A vida interior

Praticamente dez anos depois de "Lulu on the Bridge" e da co-autoria (com Wayne Wang) de "Smoke" e "Blue in the Face", Paul Auster volta a fazer as vezes de realizador de cinema. Filmando, naturalmente, uma história sua: um escritor (o inglês David Thewlis), em isolamento voluntário para ganhar fôlego entre dois romances, vê a desejada pacatez ser assaltada por manifestações de uma "vida interior" que revela possuir inusitada capacidade para se projectar no "exterior".

Concretamente, sai ao caminho do nosso homem uma "musa" (a suíça Irène Jacob, ex-kieslowskiana) de natureza misteriosa e inexplicada. "A Vida Interior de Martin Frost" é uma fantasia romântica sobre a criação literária enquanto processo de confluência de mundos reais e mundos mentais, um pouco como um filme de Raul Ruiz mais austero na invenção de labirintos e mais (muito mais) parcimonioso no uso de bagagem referencial.

Uma bonomia consciente da sua irrelevância é só o que parcialmente o redime, porque "A Vida Interior de Martin Frost" é bastante fraco - "mise-en-scène" banalíssima (e com uma moleza de telefilme), personagens sem força nem presença ( justamente o que Auster melhor conseguira em "Lulu on the Bridge"), uma inconsequência resolvida a golpes de desesperada irrisão (a meia-hora final, a partir da chegada de Michael Imperioli).
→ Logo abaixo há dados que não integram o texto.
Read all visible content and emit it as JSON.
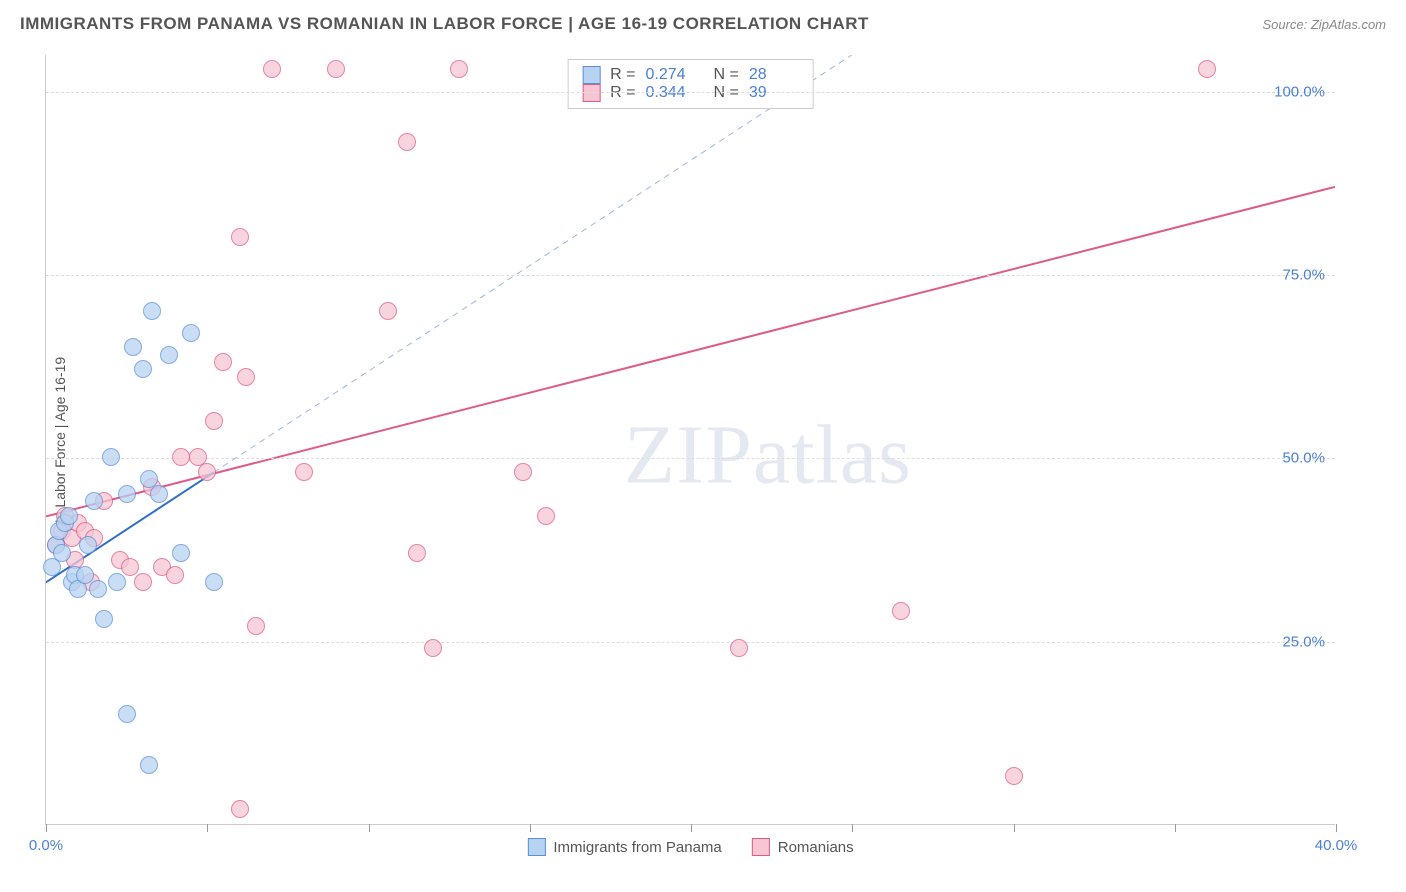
{
  "header": {
    "title": "IMMIGRANTS FROM PANAMA VS ROMANIAN IN LABOR FORCE | AGE 16-19 CORRELATION CHART",
    "source": "Source: ZipAtlas.com"
  },
  "axes": {
    "ylabel": "In Labor Force | Age 16-19",
    "xlim": [
      0,
      40
    ],
    "ylim": [
      0,
      105
    ],
    "x_ticks": [
      0,
      5,
      10,
      15,
      20,
      25,
      30,
      35,
      40
    ],
    "x_tick_labels": {
      "0": "0.0%",
      "40": "40.0%"
    },
    "y_ticks": [
      25,
      50,
      75,
      100
    ],
    "y_tick_labels": {
      "25": "25.0%",
      "50": "50.0%",
      "75": "75.0%",
      "100": "100.0%"
    },
    "grid_color": "#dddddd",
    "axis_color": "#cccccc",
    "tick_label_color": "#4a7fd6",
    "label_color": "#555555",
    "label_fontsize": 14,
    "tick_fontsize": 15
  },
  "watermark": {
    "text": "ZIPatlas"
  },
  "series": {
    "panama": {
      "label": "Immigrants from Panama",
      "fill": "#b7d3f2",
      "stroke": "#5b8fd6",
      "marker_radius": 9,
      "opacity": 0.75,
      "trend": {
        "stroke": "#2f6fc9",
        "width": 2,
        "dash": "none",
        "x0": 0,
        "y0": 33,
        "x1": 5.2,
        "y1": 48
      },
      "trend_ext": {
        "stroke": "#9bb7e0",
        "width": 1,
        "dash": "6,5",
        "x0": 5.2,
        "y0": 48,
        "x1": 25,
        "y1": 105
      },
      "points": [
        [
          0.2,
          35
        ],
        [
          0.3,
          38
        ],
        [
          0.4,
          40
        ],
        [
          0.5,
          37
        ],
        [
          0.6,
          41
        ],
        [
          0.7,
          42
        ],
        [
          0.8,
          33
        ],
        [
          0.9,
          34
        ],
        [
          1.0,
          32
        ],
        [
          1.2,
          34
        ],
        [
          1.3,
          38
        ],
        [
          1.5,
          44
        ],
        [
          1.6,
          32
        ],
        [
          1.8,
          28
        ],
        [
          2.0,
          50
        ],
        [
          2.2,
          33
        ],
        [
          2.7,
          65
        ],
        [
          3.0,
          62
        ],
        [
          3.2,
          47
        ],
        [
          3.3,
          70
        ],
        [
          3.5,
          45
        ],
        [
          3.8,
          64
        ],
        [
          4.2,
          37
        ],
        [
          4.5,
          67
        ],
        [
          5.2,
          33
        ],
        [
          2.5,
          15
        ],
        [
          3.2,
          8
        ],
        [
          2.5,
          45
        ]
      ]
    },
    "romanians": {
      "label": "Romanians",
      "fill": "#f6c6d3",
      "stroke": "#e05a88",
      "marker_radius": 9,
      "opacity": 0.75,
      "trend": {
        "stroke": "#e05a88",
        "width": 2,
        "dash": "none",
        "x0": 0,
        "y0": 42,
        "x1": 40,
        "y1": 87
      },
      "points": [
        [
          0.3,
          38
        ],
        [
          0.5,
          40
        ],
        [
          0.6,
          42
        ],
        [
          0.8,
          39
        ],
        [
          1.0,
          41
        ],
        [
          1.2,
          40
        ],
        [
          1.5,
          39
        ],
        [
          1.8,
          44
        ],
        [
          2.3,
          36
        ],
        [
          2.6,
          35
        ],
        [
          3.3,
          46
        ],
        [
          3.6,
          35
        ],
        [
          4.2,
          50
        ],
        [
          4.7,
          50
        ],
        [
          5.2,
          55
        ],
        [
          5.5,
          63
        ],
        [
          6.0,
          80
        ],
        [
          6.2,
          61
        ],
        [
          6.5,
          27
        ],
        [
          7.0,
          103
        ],
        [
          8.0,
          48
        ],
        [
          9.0,
          103
        ],
        [
          10.6,
          70
        ],
        [
          11.2,
          93
        ],
        [
          11.5,
          37
        ],
        [
          12.0,
          24
        ],
        [
          14.8,
          48
        ],
        [
          15.5,
          42
        ],
        [
          6.0,
          2
        ],
        [
          21.5,
          24
        ],
        [
          26.5,
          29
        ],
        [
          30.0,
          6.5
        ],
        [
          36.0,
          103
        ],
        [
          12.8,
          103
        ],
        [
          4.0,
          34
        ],
        [
          1.4,
          33
        ],
        [
          0.9,
          36
        ],
        [
          5.0,
          48
        ],
        [
          3.0,
          33
        ]
      ]
    }
  },
  "stats_legend": {
    "rows": [
      {
        "swatch_fill": "#b7d3f2",
        "swatch_stroke": "#5b8fd6",
        "r_label": "R  =",
        "r": "0.274",
        "n_label": "N  =",
        "n": "28"
      },
      {
        "swatch_fill": "#f6c6d3",
        "swatch_stroke": "#e05a88",
        "r_label": "R  =",
        "r": "0.344",
        "n_label": "N  =",
        "n": "39"
      }
    ]
  },
  "bottom_legend": {
    "items": [
      {
        "swatch_fill": "#b7d3f2",
        "swatch_stroke": "#5b8fd6",
        "label": "Immigrants from Panama"
      },
      {
        "swatch_fill": "#f6c6d3",
        "swatch_stroke": "#e05a88",
        "label": "Romanians"
      }
    ]
  },
  "style": {
    "background": "#ffffff",
    "title_color": "#555555",
    "title_fontsize": 17,
    "source_color": "#888888",
    "source_fontsize": 13
  }
}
Nem o texto nem os diálogos, nem sequer a narração "off" (bastante convencionalmente empregue) conseguem redimensionar seja o que for. Não será por isto que nos lembraremos de Paul Auster e, como dizia a crítica Manola Dargis no "New York Times"(ao que parece para grande irritação do escritor), "quanto menos se falar deste filme melhor".